Kebijakan-kebijakan formal ini menjadi bukti bahwa toleransi beragama tidak hanya dalam tataran ide dan tradisi yang hanya dilakukan oleh kalangan pegawai. Tetapi, toleransi juga telah menjadi jangkar pikiran para stakeholders lembaga pendidikan.
Sementara radisi-tradisi non-formal merupakan praktik-praktik toleransi beragama di bulan Ramadan namun tidak disahkan secara resmi oleh lembaga sebagai sebuah kebijakan. Namun, praktik-praktik ini hidup di lingkungan lembaga. Misalnya, para guru yang berkeyakinan berbeda juga mempraktikkan penghormatan kepada muslim yang berpuasa. Mereka selalu makan siang di Ruang Makan. Jarang sekali saya melihat guru yang mengudap jajanan di Ruang Guru, karena mereka tahu ada beberapa temannya yang sedang berpuasa. Guru dan karyawan juga menggelar acara buka bersama di sebuah warung makan meskipun beberapa guru tidak berpuasa. Tidak ada protes dan boikot, misalnya, tentang bahwa buka bersama itu hanya tradisi muslim, non-muslim tak perlu ikut buka bersama. Padahal, secara jumlah, guru non-muslim lebih banyak. Buka bersama berjalan dengan gayeng, penuh keakraban dan kebersamaan.

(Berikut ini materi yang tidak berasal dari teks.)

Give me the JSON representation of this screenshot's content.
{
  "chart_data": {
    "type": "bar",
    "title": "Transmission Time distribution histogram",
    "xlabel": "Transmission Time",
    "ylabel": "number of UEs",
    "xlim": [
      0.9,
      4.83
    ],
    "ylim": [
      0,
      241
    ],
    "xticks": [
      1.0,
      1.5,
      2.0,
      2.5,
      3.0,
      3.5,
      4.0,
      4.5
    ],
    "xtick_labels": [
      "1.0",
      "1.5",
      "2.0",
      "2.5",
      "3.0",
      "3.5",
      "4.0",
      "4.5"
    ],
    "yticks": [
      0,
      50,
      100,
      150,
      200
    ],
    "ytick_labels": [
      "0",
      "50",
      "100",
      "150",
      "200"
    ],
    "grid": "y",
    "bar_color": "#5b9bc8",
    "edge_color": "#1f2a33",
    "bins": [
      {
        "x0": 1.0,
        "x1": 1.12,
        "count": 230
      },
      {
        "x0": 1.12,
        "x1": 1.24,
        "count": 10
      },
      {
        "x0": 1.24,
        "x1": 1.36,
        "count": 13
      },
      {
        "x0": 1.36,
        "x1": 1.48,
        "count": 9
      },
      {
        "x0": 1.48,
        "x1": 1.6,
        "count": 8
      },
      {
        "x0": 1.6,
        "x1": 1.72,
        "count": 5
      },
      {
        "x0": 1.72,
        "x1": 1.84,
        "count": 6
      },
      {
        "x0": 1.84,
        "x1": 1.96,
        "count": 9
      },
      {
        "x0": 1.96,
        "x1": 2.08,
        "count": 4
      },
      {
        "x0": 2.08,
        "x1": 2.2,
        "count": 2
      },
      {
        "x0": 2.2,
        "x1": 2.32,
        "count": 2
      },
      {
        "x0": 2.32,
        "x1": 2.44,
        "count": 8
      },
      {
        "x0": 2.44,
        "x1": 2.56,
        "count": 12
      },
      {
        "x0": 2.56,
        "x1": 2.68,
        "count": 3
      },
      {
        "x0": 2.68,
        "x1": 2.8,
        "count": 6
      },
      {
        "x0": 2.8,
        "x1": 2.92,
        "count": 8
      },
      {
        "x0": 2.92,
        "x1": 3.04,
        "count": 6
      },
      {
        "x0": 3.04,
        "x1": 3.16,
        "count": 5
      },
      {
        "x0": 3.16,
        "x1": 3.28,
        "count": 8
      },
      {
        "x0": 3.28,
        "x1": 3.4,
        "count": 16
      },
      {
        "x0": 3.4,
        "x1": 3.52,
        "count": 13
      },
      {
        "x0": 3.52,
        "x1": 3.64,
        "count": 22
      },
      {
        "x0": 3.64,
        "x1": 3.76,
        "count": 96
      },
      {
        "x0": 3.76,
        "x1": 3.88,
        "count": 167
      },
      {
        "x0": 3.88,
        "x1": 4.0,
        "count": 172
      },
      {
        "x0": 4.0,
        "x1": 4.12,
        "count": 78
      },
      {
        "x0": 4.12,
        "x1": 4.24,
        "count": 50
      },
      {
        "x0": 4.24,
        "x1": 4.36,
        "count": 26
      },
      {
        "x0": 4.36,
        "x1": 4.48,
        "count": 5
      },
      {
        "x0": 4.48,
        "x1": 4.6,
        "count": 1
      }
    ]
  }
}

Para siswa yang mayoritas non-muslim juga menghormati guru yang berpuasa. Mereka selalu mengucapkan minta maaf pada saat jam makan siang kepada saya. Beberapa murid juga seringkali memberi saya bungkusan-bungkusan kudapa. “Untuk buka puasa,” kata mereka. Bahkan, menjelang lebaran seperti ini, beberapa dari murid tidak hanya mengucapkan Selamat Lebaran kepada guru muslim, mereka juga mengirimkan hampers lebaran. Hal ini membuktikan bahwa para siswa juga dididik oleh orangtua mereka untuk turut menghormati tradisi dan ibadah orang muslim ketika Ramadan dan Hari Raya Idul Fitri.
Praktik-praktik toleransi beragama di lembaga pendidikan yang majemuk seperti ini perlu dilestarikan, dipertahankan dan ditingkatkan. Kita tidak pernah tahu di masa depan mungkin penghormatan terhadap orang berpuasa semakin menghilang atau tidak. Tetapi, kita perlu tahu bahwa praktik-praktik toleransi perlu dijaga bersama-sama. Salah satunya adalah melalui tulisan. Catatan ini adalah apresiasi saya terhadap mayoritas warga non-muslim di lingkungan lembaga pendidikan internasional yang telah membuktikan bahwa praktik-praktik toleransi beragama itu benar-benar nyata dan ada.